Ricardo Romero, Je Suis l’hiver

Un Fargo argentin

« Pampa Asiain n’a jamais rêvé d’être poli­cier. Il n’a jamais rêvé de rien. S’il avait eu le choix, il serait quelqu’un qui ne dort ni ne rêve. » (p. 21). Au sor­tir de l’école de police, pour­tant, Pampa Asiain prend son pre­mier poste au fin fond de l’Argentine, dans la petite ville de Monge, per­due dans l’hiver gla­cial et nei­geux à quatre cents kilo­mètres de Bue­nos Aires.
À Monge, outre le com­mis­sa­riat, il n’y a pas grand-chose : le route qui tra­verse la ville, le bar où se retrouvent et boivent quelques habi­tués, une quin­caille­rie et des mai­sons aban­don­nées. Au poste de police, on tâche de pas­ser le temps en se tenant com­pa­gnie pen­dant les gardes et grâce à la radio quand elle veut bien fonc­tion­ner : la plu­part du temps, c’est plu­tôt « la fri­ture avec laquelle ils ont appris à coha­bi­ter » (p. 53).
À Monge, la nature est reine, on s’y plie car elle est immense par com­pa­rai­son avec la peti­tesse des hommes et de leur vie. C’est jus­te­ment parce que la météo tourne à la tem­pête de neige que Pampa est envoyé en recon­nais­sance au bord du lac, afin de véri­fier qu’aucun acci­dent ne s’est pro­duit. Là, alors que dans une impul­sion comme il en a par­fois, contre toute attente Pampa a plongé dans les eaux gla­cées du lac, il aper­çoit le cadavre d’une jeune femme pendu à un arbre. La décou­verte en elle-même est pré­sen­tée de façon par­ti­cu­liè­re­ment carac­té­ris­tique de ce roman beau et poé­tique : « D’un arbre robuste, à quelques mètres du bord, une femme pend. Le corps d’une femme. Pampa n’a pas peur, mais plu­tôt honte. Il vient de se rendre compte qu’il est nu. » (p. 21).

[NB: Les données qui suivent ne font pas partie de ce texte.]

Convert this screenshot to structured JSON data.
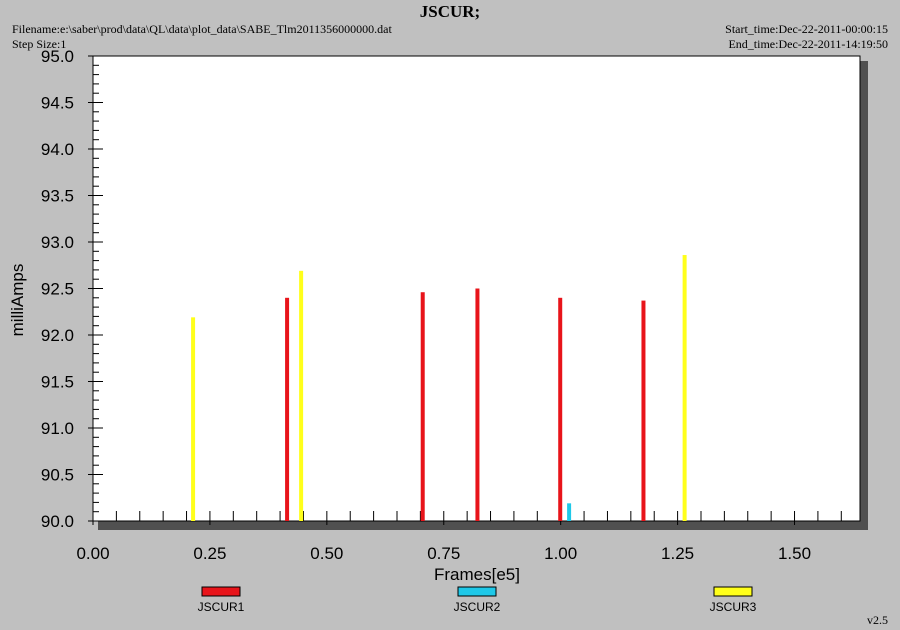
{
  "header": {
    "title": "JSCUR;",
    "filename": "Filename:e:\\saber\\prod\\data\\QL\\data\\plot_data\\SABE_Tlm2011356000000.dat",
    "step_size": "Step Size:1",
    "start_time": "Start_time:Dec-22-2011-00:00:15",
    "end_time": "End_time:Dec-22-2011-14:19:50"
  },
  "version": "v2.5",
  "colors": {
    "background": "#c0c0c0",
    "plot_area": "#ffffff",
    "JSCUR1": "#e8141a",
    "JSCUR2": "#1ec8e8",
    "JSCUR3": "#ffff1a"
  },
  "chart_data": {
    "type": "bar",
    "title": "JSCUR;",
    "xlabel": "Frames[e5]",
    "ylabel": "milliAmps",
    "xlim": [
      0,
      1.64
    ],
    "ylim": [
      90.0,
      95.0
    ],
    "xticks": [
      "0.00",
      "0.25",
      "0.50",
      "0.75",
      "1.00",
      "1.25",
      "1.50"
    ],
    "yticks": [
      "90.0",
      "90.5",
      "91.0",
      "91.5",
      "92.0",
      "92.5",
      "93.0",
      "93.5",
      "94.0",
      "94.5",
      "95.0"
    ],
    "grid": false,
    "legend_position": "bottom",
    "series": [
      {
        "name": "JSCUR1",
        "points": [
          {
            "x": 0.415,
            "y": 92.4
          },
          {
            "x": 0.705,
            "y": 92.46
          },
          {
            "x": 0.822,
            "y": 92.5
          },
          {
            "x": 0.999,
            "y": 92.4
          },
          {
            "x": 1.177,
            "y": 92.37
          }
        ]
      },
      {
        "name": "JSCUR2",
        "points": [
          {
            "x": 1.018,
            "y": 90.19
          }
        ]
      },
      {
        "name": "JSCUR3",
        "points": [
          {
            "x": 0.214,
            "y": 92.19
          },
          {
            "x": 0.445,
            "y": 92.69
          },
          {
            "x": 1.265,
            "y": 92.86
          }
        ]
      }
    ]
  }
}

Le livre est divisé en longs cha­pitres qui ont pour titre un ou des pré­noms, à mesure de l’arrivée des pro­ta­go­nistes : cha­pitre 1 (Pampa), cha­pitre 2 (Pampa, Gre­tel), cha­pitre 3 (Pampa, Gre­tel, Orlosky, la Direc­trice)…
Per­son­nages prin­ci­paux à la fois durs et en souf­france, si bien qu’on ne peut évi­ter l’empathie quoi qu’ils fassent, aux­quels il faut ajou­ter des secon­daires, comme Parra, le volu­bile col­lègue de Pampa, qui ne sup­porte ni la soli­tude ni la silence ; Irina, la mys­té­rieuse clo­charde qui rit sans qu’on sache pour­quoi (d’ailleurs, le sait-elle ?) et fait brû­ler les croix du cime­tière pour se chauf­fer parce que « Il n’y a pas de meilleur feu que celui des croix des morts » (p. 203) ; Este­ban, le petit ami de Gre­tel qui a peut-être aussi un lien avec un autre per­son­nage, mais loin de moi l’envie de spoi­ler ; et puis les morts… notam­ment le père violent de Pampa, depuis la mort de qui il rem­plit un cahier de la phrase « Je suis l’hiver ».

Roman noir dans un pay­sage blanc (men­tion spé­ciale à la cou­ver­ture), Je Suis l’hiver oscille élé­gam­ment entre le glauque et l’onirique, met­tant en scène des per­son­nages soli­taires qui évo­luent dans une nature toute-puissante. Après la décou­verte du corps, que Pampa le tai­seux choi­sit de ne pas rap­por­ter à sa hié­rar­chie, le lec­teur avance avec lui dans la com­pré­hen­sion pas à pas de la situa­tion (au rythme de Pampa, qui d’ailleurs a pour habi­tude de les comp­ter, ses pas).
Si vous aimez et recher­chez la fré­né­sie des page-turners de l’école amé­ri­caine, pas­sez votre che­min. Pour­tant, l’histoire avance bel et bien, le lec­teur étant éclairé tour à tour par les nar­ra­tions paral­lèles en flash-backs de cer­tains per­son­nages, des pas­sés qui expliquent à la fois qui ils sont, pour­quoi ils sont où ils sont et com­ment ils sont arri­vés là.

agathe de lastyns

Ricardo Romero, Je Suis l’hiver, tra­duit de l’espagnol (Argen­tine) par Maïra Much­nik, Asphalte, jan­vier 2020, 208 p. – 21,00 €.